Consultant members of the British Orthodontic Society will be aware that the society's Consultant Orthodontist Group (COG) is reviewing the applicability of the Index of Orthodontic Treatment Need (IOTN)Citation1 in its current format, to the consultant orthodontic service. At present, the NHS commissioning of orthodontic treatment from secondary care providers allows for IOTN grades 4 and 5 to be treated. However, it does not help to differentiate treatment eligibility according to the differing skills possessed by primary care providers (specialist orthodontists and general dentists) and consultants working in secondary care. In addition, whilst consultants' caseloads meet these IOTN requirements, with a high volume of orthognathic and dentoalveolar surgical work, inter-disciplinary restorative, and cleft lip/palate cases, contractual arrangements consider neither treatment complexity nor a consultant-specific standardisation of caseload selection. Therefore, it is questionable whether the standard version of the IOTN is the most suitable tool for both consultants and commissioners in determining the ideal qualifications, expertise and clinical facilities required for the treatment of severe malocclusions. Arguably, both patients and the UK taxpayer would benefit from more formal, customised and standardised guidance on which patients and types of dentofacial anomalies would benefit most from the consultant service and its limited resources. It is also timely for this issue to be addressed from a training perspective, since it should help both clinicians and commissioners to more easily comprehend and identify the clinical caseload required for the post-specialisation training leading to the consultant level.

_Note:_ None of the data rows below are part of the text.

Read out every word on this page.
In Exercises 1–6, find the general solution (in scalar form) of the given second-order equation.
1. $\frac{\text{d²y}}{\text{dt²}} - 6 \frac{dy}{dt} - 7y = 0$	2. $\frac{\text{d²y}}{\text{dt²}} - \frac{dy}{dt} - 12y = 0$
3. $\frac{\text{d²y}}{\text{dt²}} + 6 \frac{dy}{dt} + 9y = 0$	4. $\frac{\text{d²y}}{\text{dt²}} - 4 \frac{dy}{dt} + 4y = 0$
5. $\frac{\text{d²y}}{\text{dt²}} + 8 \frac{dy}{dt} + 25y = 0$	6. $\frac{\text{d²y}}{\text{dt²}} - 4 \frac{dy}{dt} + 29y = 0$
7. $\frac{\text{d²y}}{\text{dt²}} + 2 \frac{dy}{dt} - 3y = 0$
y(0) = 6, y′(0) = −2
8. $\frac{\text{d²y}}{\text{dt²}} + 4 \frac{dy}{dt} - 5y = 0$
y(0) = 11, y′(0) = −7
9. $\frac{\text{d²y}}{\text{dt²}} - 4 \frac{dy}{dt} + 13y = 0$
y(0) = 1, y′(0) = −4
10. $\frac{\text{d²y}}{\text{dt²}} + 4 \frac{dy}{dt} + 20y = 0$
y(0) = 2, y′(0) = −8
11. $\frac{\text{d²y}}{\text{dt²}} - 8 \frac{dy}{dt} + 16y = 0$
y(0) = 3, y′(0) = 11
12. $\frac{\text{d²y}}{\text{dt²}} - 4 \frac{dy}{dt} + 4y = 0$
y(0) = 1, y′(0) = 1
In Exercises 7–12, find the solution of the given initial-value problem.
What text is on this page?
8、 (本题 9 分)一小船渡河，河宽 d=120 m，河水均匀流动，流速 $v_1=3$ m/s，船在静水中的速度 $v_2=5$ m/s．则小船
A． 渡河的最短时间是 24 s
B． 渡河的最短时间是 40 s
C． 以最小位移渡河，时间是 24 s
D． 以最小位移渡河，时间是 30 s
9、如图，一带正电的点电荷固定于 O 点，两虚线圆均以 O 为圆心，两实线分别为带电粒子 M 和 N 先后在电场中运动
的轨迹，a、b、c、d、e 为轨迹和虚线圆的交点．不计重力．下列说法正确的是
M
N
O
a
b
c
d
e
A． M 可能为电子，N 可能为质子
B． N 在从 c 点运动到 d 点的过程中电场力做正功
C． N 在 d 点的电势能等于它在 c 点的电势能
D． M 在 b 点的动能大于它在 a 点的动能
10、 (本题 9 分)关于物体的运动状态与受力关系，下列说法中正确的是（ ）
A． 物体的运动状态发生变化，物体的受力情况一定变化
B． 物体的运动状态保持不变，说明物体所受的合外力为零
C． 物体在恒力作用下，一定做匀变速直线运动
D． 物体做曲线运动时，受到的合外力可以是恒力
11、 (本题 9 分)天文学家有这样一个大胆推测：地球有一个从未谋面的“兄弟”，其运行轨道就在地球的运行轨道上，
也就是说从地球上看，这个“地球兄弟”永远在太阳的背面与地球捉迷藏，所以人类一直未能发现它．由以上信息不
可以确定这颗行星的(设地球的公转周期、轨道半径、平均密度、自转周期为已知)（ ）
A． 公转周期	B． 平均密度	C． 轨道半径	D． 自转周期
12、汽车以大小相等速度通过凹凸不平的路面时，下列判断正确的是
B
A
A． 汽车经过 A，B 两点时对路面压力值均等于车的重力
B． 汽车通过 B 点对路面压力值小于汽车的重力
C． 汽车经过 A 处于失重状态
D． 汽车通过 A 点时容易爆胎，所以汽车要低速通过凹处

Whilst IOTN is an excellent tool when used to grade many common malocclusion traits, it appears to be skewed in favour of class II discrepancies and specifically against class III and anterior open bite (AOB) problems. Both malocclusions can cause patients difficulty with incising food, yet such functional problems, or the traumatic loading of class III incisors, are difficult to quantify and not featured in the IOTN. This may have arisen in part because IOTN was based on evidence available in the 1980s, such as the risks of trauma to prominent incisor teeth, but before quality of life (QoL) research had been applied to orthodontics. In addition, the IOTN does not account for facial features, deformity and soft tissues, as exemplified by compensated class III cases where the incisor inclination is already at the maximum clinical limit; obstructive sleep apnoea patients; and those with excess vertical facial growth, disproportionate display of the maxillary dentoalveolar complex and lip incompetence.

Furthermore, there is not necessarily a correlation between the IOTN grade of a presenting malocclusion and the functional/QoL improvements from subsequent treatment. For example, when asked about the effects of treatment I cannot imagine any patient with a modest class II malocclusion (for example, 7 mm overjet: IOTN 4a) citing a profound change in their quality of life after orthodontic treatment. In contrast, multiple patients who have presented with class III and AOB problems, which also score IOTN 4, have made post-treatment comments to me such as ‘I now feel human when I eat’. This illustrates the need to somehow apply Patient Reported Outcome Measures (PROMs) to case selection, and interestingly these have already been proposed as future outcome indicators for orthognathic cases.

Finally, it is worth highlighting that the selection of cases for consultant care should not be dictated by the treatment modality. Thus, a patient with a severe class II malocclusion and/or traumatic overbite should not be offered treatment if their selected plan involves orthognathic surgery but declined treatment if the plan involves a non-surgical solution, typically involving complex orthodontic biomechanics. Given these issues, I look forward to the publication of a consultant-specific version of IOTN which I hope will clarify case acceptance criteria for all parties involved: patients, commissioners, dentists, primary care orthodontists and consultants.